The biggest difference between this and mzMLb appears to be the desire to collect as much metadata as possible. For a Thermo LC and MS, there are a variety of LC parameters collected and encoded in Thermo raw files (pump block pressures, flow meter pressure, column oven temperature, and more) as well as MS metadata (at least 257 chromatogram traces). But if I use a non-Thermo LC with a Thermo MS, those LC metadata are likely missing from the MS raw files, which complicates extraction. I think extraction of all the desired metadata from generated files across all MS vendors to be almost impossible, which weakens the argument of moving from “future-proof” mzMLb, since some metadata are already encoded in mzMLb.
The proposed storage of data in multiple files reminds me a lot of the Sciex instruments generating .wiff, .wiff2, and .wiff.scan files for a single run. Often, user error results in data repositories missing one or more of these file types, which results in the metadata or scan data being lost.

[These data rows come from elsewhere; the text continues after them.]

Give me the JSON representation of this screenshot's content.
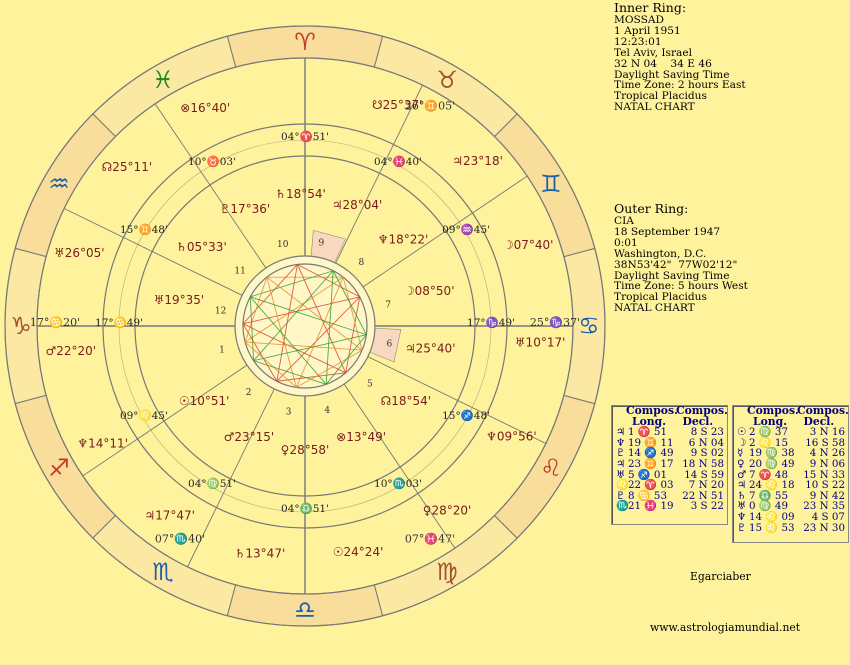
{
  "inner_ring": {
    "heading": "Inner Ring:",
    "lines": [
      "MOSSAD",
      "1 April 1951",
      "12:23:01",
      "Tel Aviv, Israel",
      "32 N 04    34 E 46",
      "Daylight Saving Time",
      "Time Zone: 2 hours East",
      "Tropical Placidus",
      "NATAL CHART"
    ]
  },
  "outer_ring": {
    "heading": "Outer Ring:",
    "lines": [
      "CIA",
      "18 September 1947",
      "0:01",
      "Washington, D.C.",
      "38N53'42\"  77W02'12\"",
      "Daylight Saving Time",
      "Time Zone: 5 hours West",
      "Tropical Placidus",
      "NATAL CHART"
    ]
  },
  "table_left": {
    "headers": [
      "Compos.",
      "Compos."
    ],
    "subheaders": [
      "Long.",
      "Decl."
    ],
    "rows": [
      {
        "glyph": "♃",
        "long": "1 ♈ 51",
        "decl": "8 S 23"
      },
      {
        "glyph": "♆",
        "long": "19 ♊ 11",
        "decl": "6 N 04"
      },
      {
        "glyph": "♇",
        "long": "14 ♐ 49",
        "decl": "9 S 02"
      },
      {
        "glyph": "♃",
        "long": "23 ♊ 17",
        "decl": "18 N 58"
      },
      {
        "glyph": "♅",
        "long": "5 ♐ 01",
        "decl": "14 S 59"
      },
      {
        "glyph": "♌",
        "long": "22 ♈ 03",
        "decl": "7 N 20"
      },
      {
        "glyph": "♇",
        "long": "8 ♋ 53",
        "decl": "22 N 51"
      },
      {
        "glyph": "♏",
        "long": "21 ♓ 19",
        "decl": "3 S 22"
      }
    ]
  },
  "table_right": {
    "headers": [
      "Compos.",
      "Compos."
    ],
    "subheaders": [
      "Long.",
      "Decl."
    ],
    "rows": [
      {
        "glyph": "☉",
        "long": "2 ♍ 37",
        "decl": "3 N 16"
      },
      {
        "glyph": "☽",
        "long": "2 ♌ 15",
        "decl": "16 S 58"
      },
      {
        "glyph": "☿",
        "long": "19 ♍ 38",
        "decl": "4 N 26"
      },
      {
        "glyph": "♀",
        "long": "20 ♍ 49",
        "decl": "9 N 06"
      },
      {
        "glyph": "♂",
        "long": "7 ♈ 48",
        "decl": "15 N 33"
      },
      {
        "glyph": "♃",
        "long": "24 ♌ 18",
        "decl": "10 S 22"
      },
      {
        "glyph": "♄",
        "long": "7 ♎ 55",
        "decl": "9 N 42"
      },
      {
        "glyph": "♅",
        "long": "0 ♍ 49",
        "decl": "23 N 35"
      },
      {
        "glyph": "♆",
        "long": "14 ♌ 09",
        "decl": "4 S 07"
      },
      {
        "glyph": "♇",
        "long": "15 ♌ 53",
        "decl": "23 N 30"
      }
    ]
  },
  "author": "Egarciaber",
  "website": "www.astrologiamundial.net",
  "signs": [
    {
      "glyph": "♈",
      "color": "#C0392B"
    },
    {
      "glyph": "♓",
      "color": "#1E8A1E"
    },
    {
      "glyph": "♒",
      "color": "#1E5FA8"
    },
    {
      "glyph": "♑",
      "color": "#A0522D"
    },
    {
      "glyph": "♐",
      "color": "#C0392B"
    },
    {
      "glyph": "♏",
      "color": "#1E5FA8"
    },
    {
      "glyph": "♎",
      "color": "#1E5FA8"
    },
    {
      "glyph": "♍",
      "color": "#A0522D"
    },
    {
      "glyph": "♌",
      "color": "#C0392B"
    },
    {
      "glyph": "♋",
      "color": "#1E5FA8"
    },
    {
      "glyph": "♊",
      "color": "#1E5FA8"
    },
    {
      "glyph": "♉",
      "color": "#A0522D"
    }
  ],
  "house_numbers": [
    "1",
    "2",
    "3",
    "4",
    "5",
    "6",
    "7",
    "8",
    "9",
    "10",
    "11",
    "12"
  ],
  "cusps": [
    {
      "deg": "17°",
      "sign": "♋",
      "min": "49'"
    },
    {
      "deg": "09°",
      "sign": "♌",
      "min": "45'"
    },
    {
      "deg": "04°",
      "sign": "♍",
      "min": "51'"
    },
    {
      "deg": "04°",
      "sign": "♎",
      "min": "51'"
    },
    {
      "deg": "10°",
      "sign": "♏",
      "min": "03'"
    },
    {
      "deg": "15°",
      "sign": "♐",
      "min": "48'"
    },
    {
      "deg": "17°",
      "sign": "♑",
      "min": "49'"
    },
    {
      "deg": "09°",
      "sign": "♒",
      "min": "45'"
    },
    {
      "deg": "04°",
      "sign": "♓",
      "min": "40'"
    },
    {
      "deg": "04°",
      "sign": "♈",
      "min": "51'"
    },
    {
      "deg": "10°",
      "sign": "♉",
      "min": "03'"
    },
    {
      "deg": "15°",
      "sign": "♊",
      "min": "48'"
    }
  ],
  "outer_cusps": [
    {
      "deg": "17°",
      "sign": "♋",
      "min": "20'"
    },
    {
      "deg": "07°",
      "sign": "♏",
      "min": "40'"
    },
    {
      "deg": "07°",
      "sign": "♓",
      "min": "47'"
    },
    {
      "deg": "25°",
      "sign": "♑",
      "min": "37'"
    },
    {
      "deg": "26°",
      "sign": "♊",
      "min": "05'"
    }
  ],
  "inner_planets": [
    {
      "glyph": "♅",
      "deg": "19°",
      "min": "35'"
    },
    {
      "glyph": "♄",
      "deg": "05°",
      "min": "33'"
    },
    {
      "glyph": "♇",
      "deg": "17°",
      "min": "36'"
    },
    {
      "glyph": "♄",
      "deg": "18°",
      "min": "54'"
    },
    {
      "glyph": "♃",
      "deg": "28°",
      "min": "04'"
    },
    {
      "glyph": "♆",
      "deg": "18°",
      "min": "22'"
    },
    {
      "glyph": "☽",
      "deg": "08°",
      "min": "50'"
    },
    {
      "glyph": "♃",
      "deg": "25°",
      "min": "40'"
    },
    {
      "glyph": "☊",
      "deg": "18°",
      "min": "54'"
    },
    {
      "glyph": "⊗",
      "deg": "13°",
      "min": "49'"
    },
    {
      "glyph": "♀",
      "deg": "28°",
      "min": "58'"
    },
    {
      "glyph": "♂",
      "deg": "23°",
      "min": "15'"
    },
    {
      "glyph": "☉",
      "deg": "10°",
      "min": "51'"
    }
  ],
  "outer_planets": [
    {
      "glyph": "⊗",
      "deg": "16°",
      "min": "40'"
    },
    {
      "glyph": "☊",
      "deg": "25°",
      "min": "11'"
    },
    {
      "glyph": "♅",
      "deg": "26°",
      "min": "05'"
    },
    {
      "glyph": "♂",
      "deg": "22°",
      "min": "20'"
    },
    {
      "glyph": "♆",
      "deg": "14°",
      "min": "11'"
    },
    {
      "glyph": "♃",
      "deg": "17°",
      "min": "47'"
    },
    {
      "glyph": "♄",
      "deg": "13°",
      "min": "47'"
    },
    {
      "glyph": "☉",
      "deg": "24°",
      "min": "24'"
    },
    {
      "glyph": "♀",
      "deg": "28°",
      "min": "20'"
    },
    {
      "glyph": "♆",
      "deg": "09°",
      "min": "56'"
    },
    {
      "glyph": "♅",
      "deg": "10°",
      "min": "17'"
    },
    {
      "glyph": "☽",
      "deg": "07°",
      "min": "40'"
    },
    {
      "glyph": "♃",
      "deg": "23°",
      "min": "18'"
    },
    {
      "glyph": "☋",
      "deg": "25°",
      "min": "37'"
    }
  ],
  "colors": {
    "background": "#FEF39C",
    "sign_band": "#F8DE9A",
    "ring_line": "#777777",
    "aspect_red": "#D9442A",
    "aspect_green": "#2E9E2E",
    "aspect_orange": "#E38B2E"
  }
}
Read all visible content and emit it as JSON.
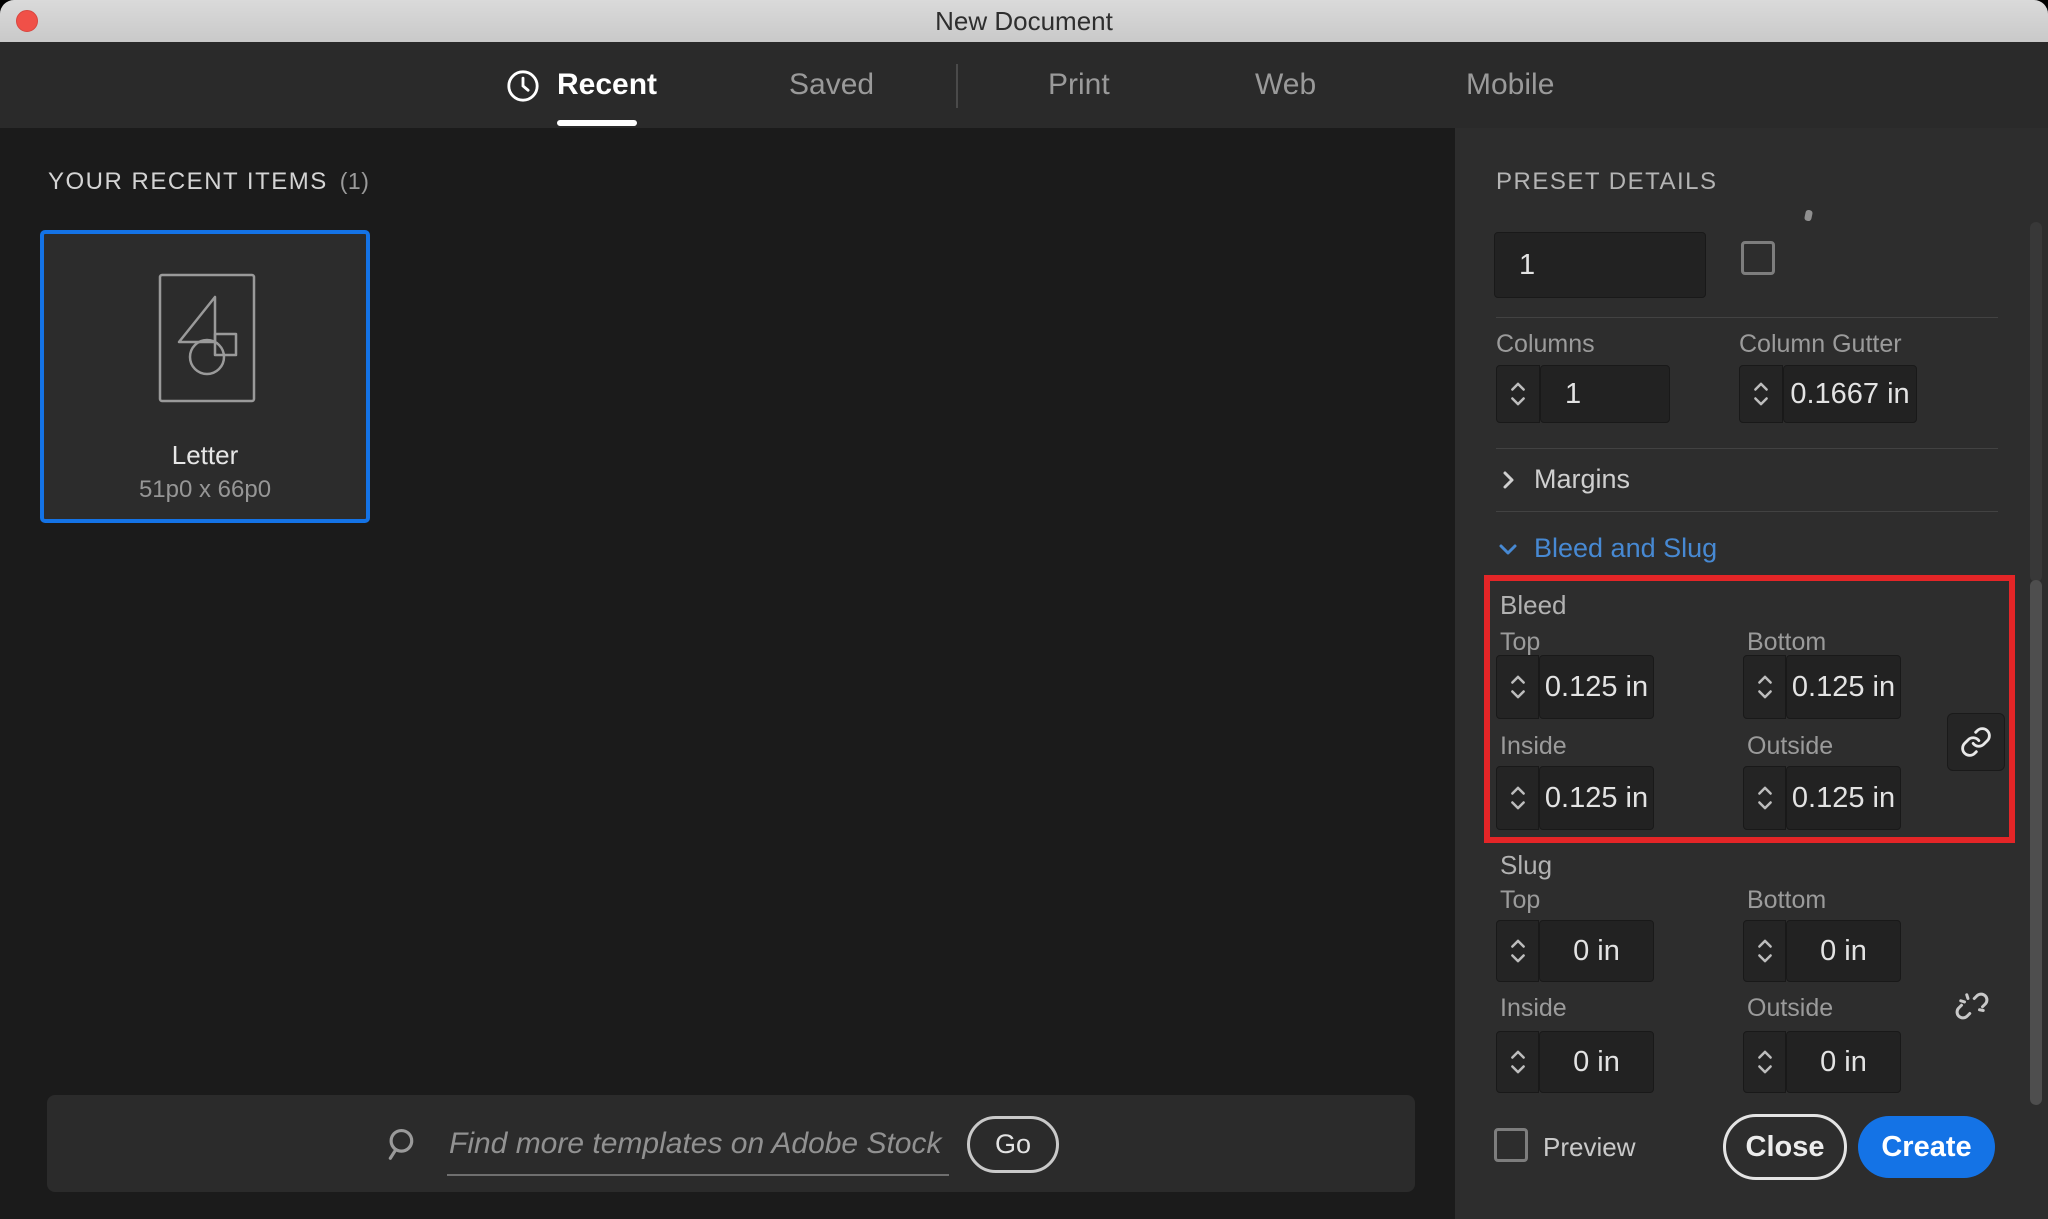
{
  "window": {
    "title": "New Document"
  },
  "tabs": [
    {
      "label": "Recent",
      "active": true
    },
    {
      "label": "Saved",
      "active": false
    },
    {
      "label": "Print",
      "active": false
    },
    {
      "label": "Web",
      "active": false
    },
    {
      "label": "Mobile",
      "active": false
    }
  ],
  "recent": {
    "heading": "YOUR RECENT ITEMS",
    "count": "(1)",
    "card": {
      "name": "Letter",
      "dimensions": "51p0 x 66p0"
    }
  },
  "search": {
    "placeholder": "Find more templates on Adobe Stock",
    "go_label": "Go"
  },
  "panel": {
    "heading": "PRESET DETAILS",
    "pages": {
      "value": "1"
    },
    "columns": {
      "label": "Columns",
      "value": "1"
    },
    "gutter": {
      "label": "Column Gutter",
      "value": "0.1667 in"
    },
    "margins": {
      "label": "Margins"
    },
    "bleed_slug": {
      "label": "Bleed and Slug"
    },
    "bleed": {
      "label": "Bleed",
      "fields": [
        {
          "label": "Top",
          "value": "0.125 in"
        },
        {
          "label": "Bottom",
          "value": "0.125 in"
        },
        {
          "label": "Inside",
          "value": "0.125 in"
        },
        {
          "label": "Outside",
          "value": "0.125 in"
        }
      ]
    },
    "slug": {
      "label": "Slug",
      "fields": [
        {
          "label": "Top",
          "value": "0 in"
        },
        {
          "label": "Bottom",
          "value": "0 in"
        },
        {
          "label": "Inside",
          "value": "0 in"
        },
        {
          "label": "Outside",
          "value": "0 in"
        }
      ]
    },
    "preview_label": "Preview",
    "close_label": "Close",
    "create_label": "Create"
  },
  "colors": {
    "accent_blue": "#1473e6",
    "annotation_red": "#e42527",
    "section_link_blue": "#4789d3",
    "selection_border": "#1473e6"
  }
}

I think the existing approach with a single file for mzML, mzXML, mzMLb, and other formats to be vastly superior to having separate files with the aim for faster processing.
Just my two cents as I would be happy to be proven wrong with this file format becoming very popular, but those two issues are sizeable.
Cheers,
Chris
Competing interests
The author declares that they have no competing interests.